In this way, money flows back to the firms, in the form of consumption expenditure on the goods and services.
The basic concept behind money flow is that goods and services, and factor services are valued in monetary terms in a modern economy. Therefore, all the payments made by the firms to the households for the factors of production provided and by the households to the firm for the goods and services purchased, are made in the legal tender of the country.
In a nutshell,
- Households represent consumers of goods and services, which also owns the factors of production.
- Firms represent the producer group, who produce the goods and services, and for this, they require inputs and so they hire factors of production from the household sector.
- Therefore, firstly money flows from firms to households in the form of factor payments for the factors of production provided by the household sector and then the money flows from households to the firms, in the form of consumption expenditure.
Hence, in a money flow, money acts as a medium of exchange, which facilitates transactions between the two sectors. So, it is free from the difficulties that arise in barter exchange. Alternately, it is called as income flow or nominal flow.
As you can see in the figure, the two arrows indicate the money flow between the two sectors in the economy.
Key Differences Between Real Flow and Money Flow
Let us understand the difference between real flow and money flow, in the elaborated form:
- Real flow involves the flow of factor services from the owners (households) to producers (firms) and a corresponding flow of goods and services from the producers (firms) to consumers (households). Conversely, we all know that flow of factor services generates factor income, i.e. rent, wages, interest and profit, from the firm to the households, and a corresponding flow of consumption expenditure takes place from the household to the firm.
- Real flow is also termed as physical flow because in real flow there is an actual movement of goods and services between households and firms. On the contrary, money flow is alternately known as nominal flow, because the transactions take place, using money as a medium of exchange.
- In case of real flow, the movement of factor services, and goods and services, takes place in a clockwise direction, but in case of money flow, the movement is reversed, and so the flow takes place in an anticlockwise direction.
- Real flows involve the flow of factors of production, i.e land, labour, capital and enterprise and in turn, the firms supply final goods and services to the consumers so as to satisfy their demand. As against, in case of money flow remuneration is provided to households by the firms for factor services in the form of rent for land, wages for labour, interest for capital employed, and profit for enterprise and in return, consumers spend the money to buy goods and services from the firms.

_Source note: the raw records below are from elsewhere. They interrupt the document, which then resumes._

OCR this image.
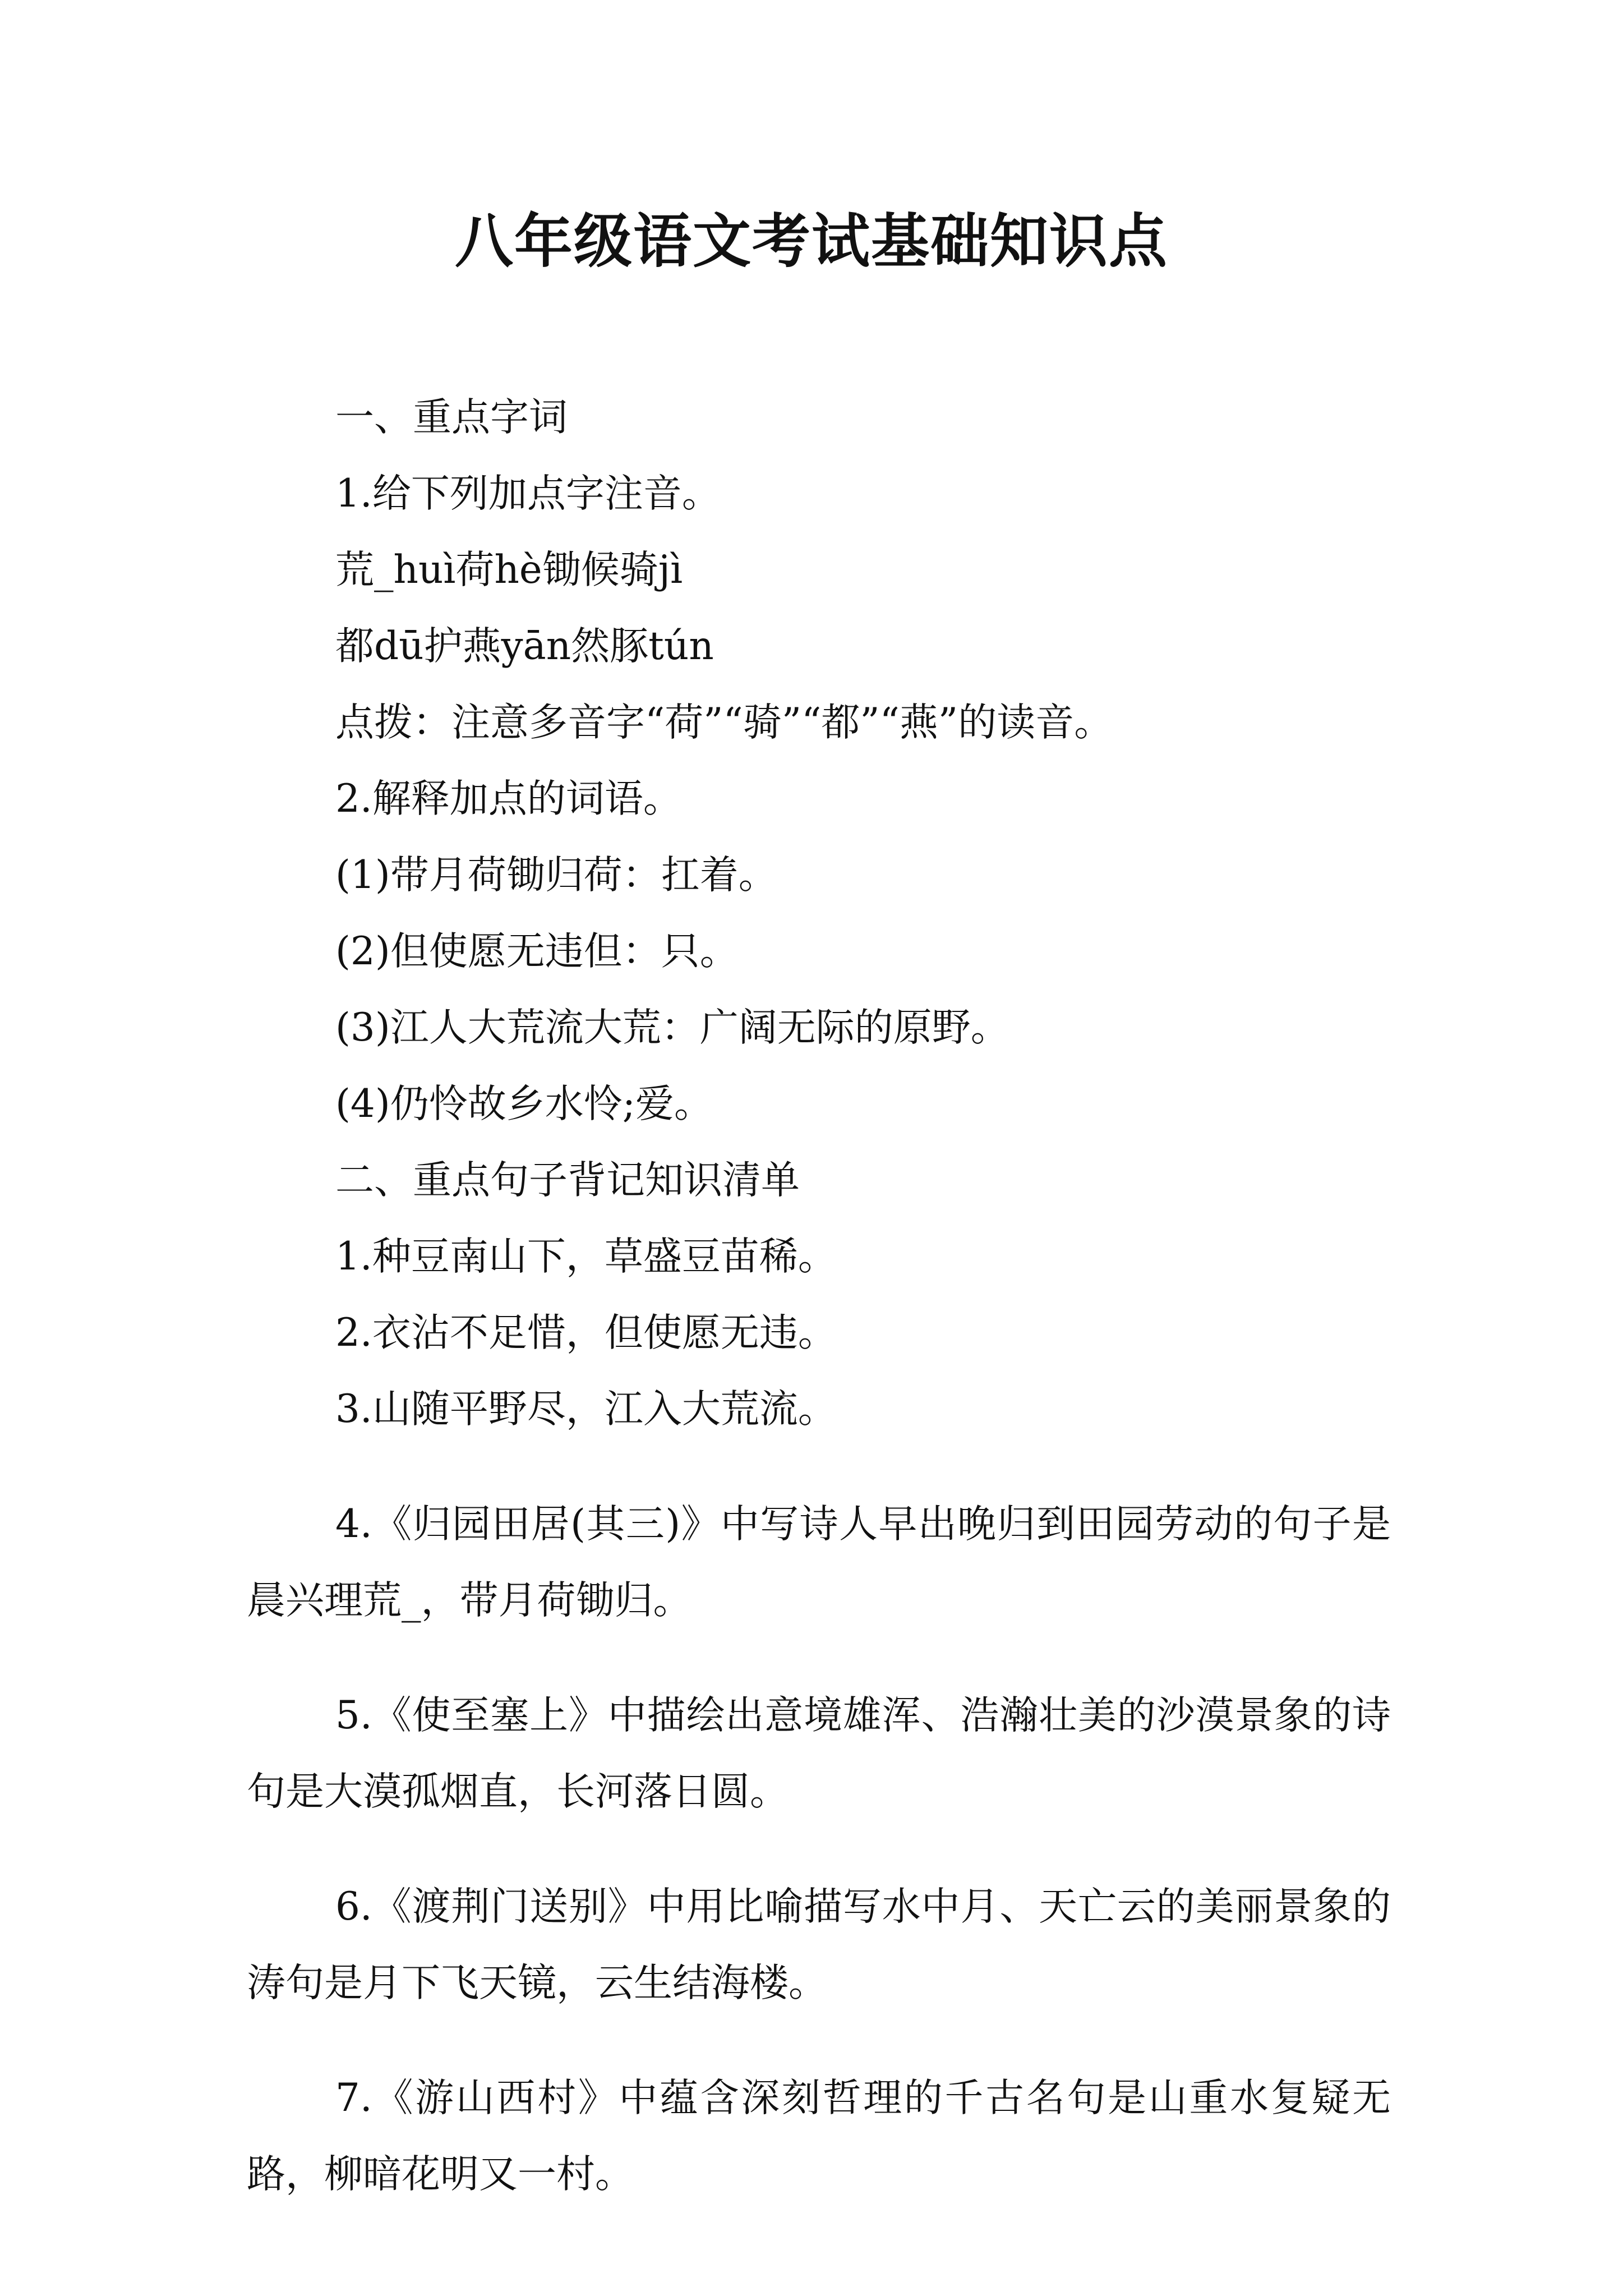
八年级语文考试基础知识点

一、重点字词

1.给下列加点字注音。

荒_huì荷hè锄候骑jì

都dū护燕yān然豚tún

点拨：注意多音字“荷”“骑”“都”“燕”的读音。

2.解释加点的词语。

(1)带月荷锄归荷：扛着。

(2)但使愿无违但：只。

(3)江人大荒流大荒：广阔无际的原野。

(4)仍怜故乡水怜;爱。

二、重点句子背记知识清单

1.种豆南山下，草盛豆苗稀。

2.衣沾不足惜，但使愿无违。

3.山随平野尽，江入大荒流。

4.《归园田居(其三)》中写诗人早出晚归到田园劳动的句子是晨兴理荒_，带月荷锄归。

5.《使至塞上》中描绘出意境雄浑、浩瀚壮美的沙漠景象的诗句是大漠孤烟直，长河落日圆。

6.《渡荆门送别》中用比喻描写水中月、天亡云的美丽景象的涛句是月下飞天镜，云生结海楼。

7.《游山西村》中蕴含深刻哲理的千古名句是山重水复疑无路，柳暗花明又一村。
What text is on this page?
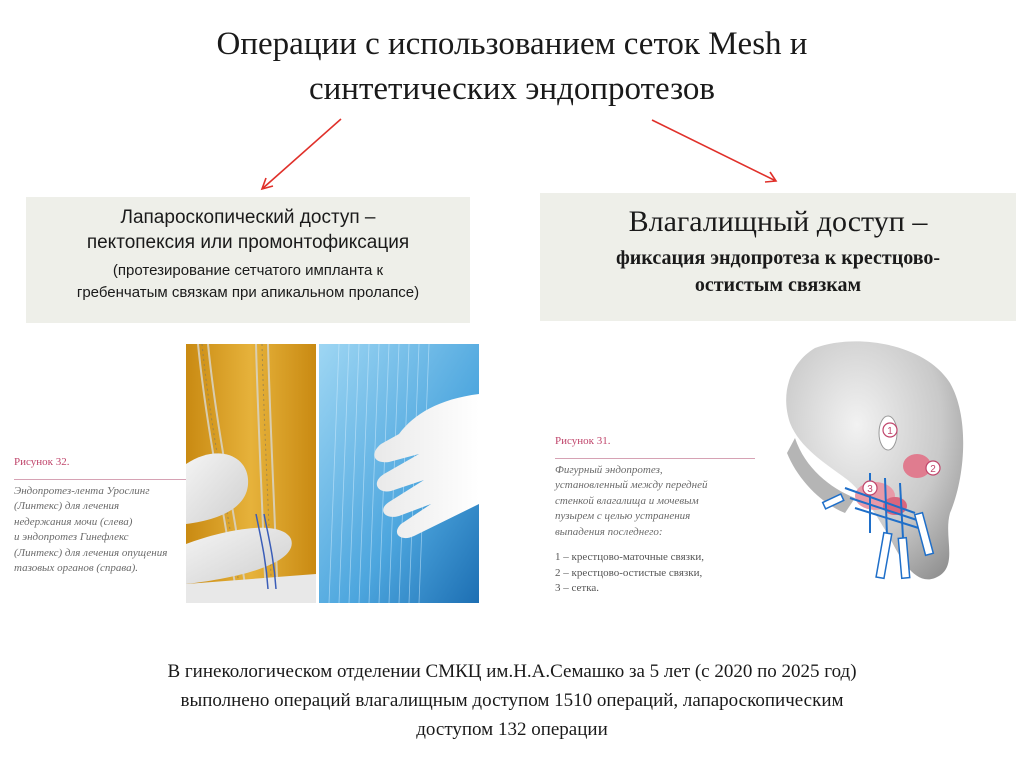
Операции с использованием сеток Mesh и
синтетических эндопротезов
Лапароскопический доступ –
пектопексия или промонтофиксация
(протезирование сетчатого импланта к
гребенчатым связкам при апикальном пролапсе)
Влагалищный доступ –
фиксация эндопротеза к крестцово-
остистым связкам
Рисунок 32.
Эндопротез-лента Урослинг
(Линтекс) для лечения
недержания мочи (слева)
и эндопротез Гинефлекс
(Линтекс) для лечения опущения
тазовых органов (справа).
Рисунок 31.
Фигурный эндопротез,
установленный между передней
стенкой влагалища и мочевым
пузырем с целью устранения
выпадения последнего:
1 – крестцово-маточные связки,
2 – крестцово-остистые связки,
3 – сетка.
1
2
3
В гинекологическом отделении СМКЦ им.Н.А.Семашко за 5 лет (с 2020 по 2025 год)
выполнено операций влагалищным доступом 1510 операций, лапароскопическим
доступом 132 операции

- In a money flow, money is used as a medium of exchange, which facilitates transactions, by valuing them in monetary terms. In contrast, in real flow money is not used as a medium of exchange, rather physical flow of factors of production and goods and services takes place. Therefore, the drawbacks of the barter system may take place.
Suppose a person provides 5 acres of land on rent to a company, for which he receives ₹ 1,00,000 every month as rent. It indicates a money flow of ₹ 1,00,000 as factor income, from the company to the person, and at the same time there is a flow of factor of production (land) of the equal amount from the person to the company, indicating the real flow.
With the above discussion, it is quite clear that real flows and money flows represents two sides of the coin, wherein the real flow of goods and services is equivalent to the same yet opposite money flow. Hence, goods and services flow in one direction and the monetary payment to avail these services flow in the reverse direction.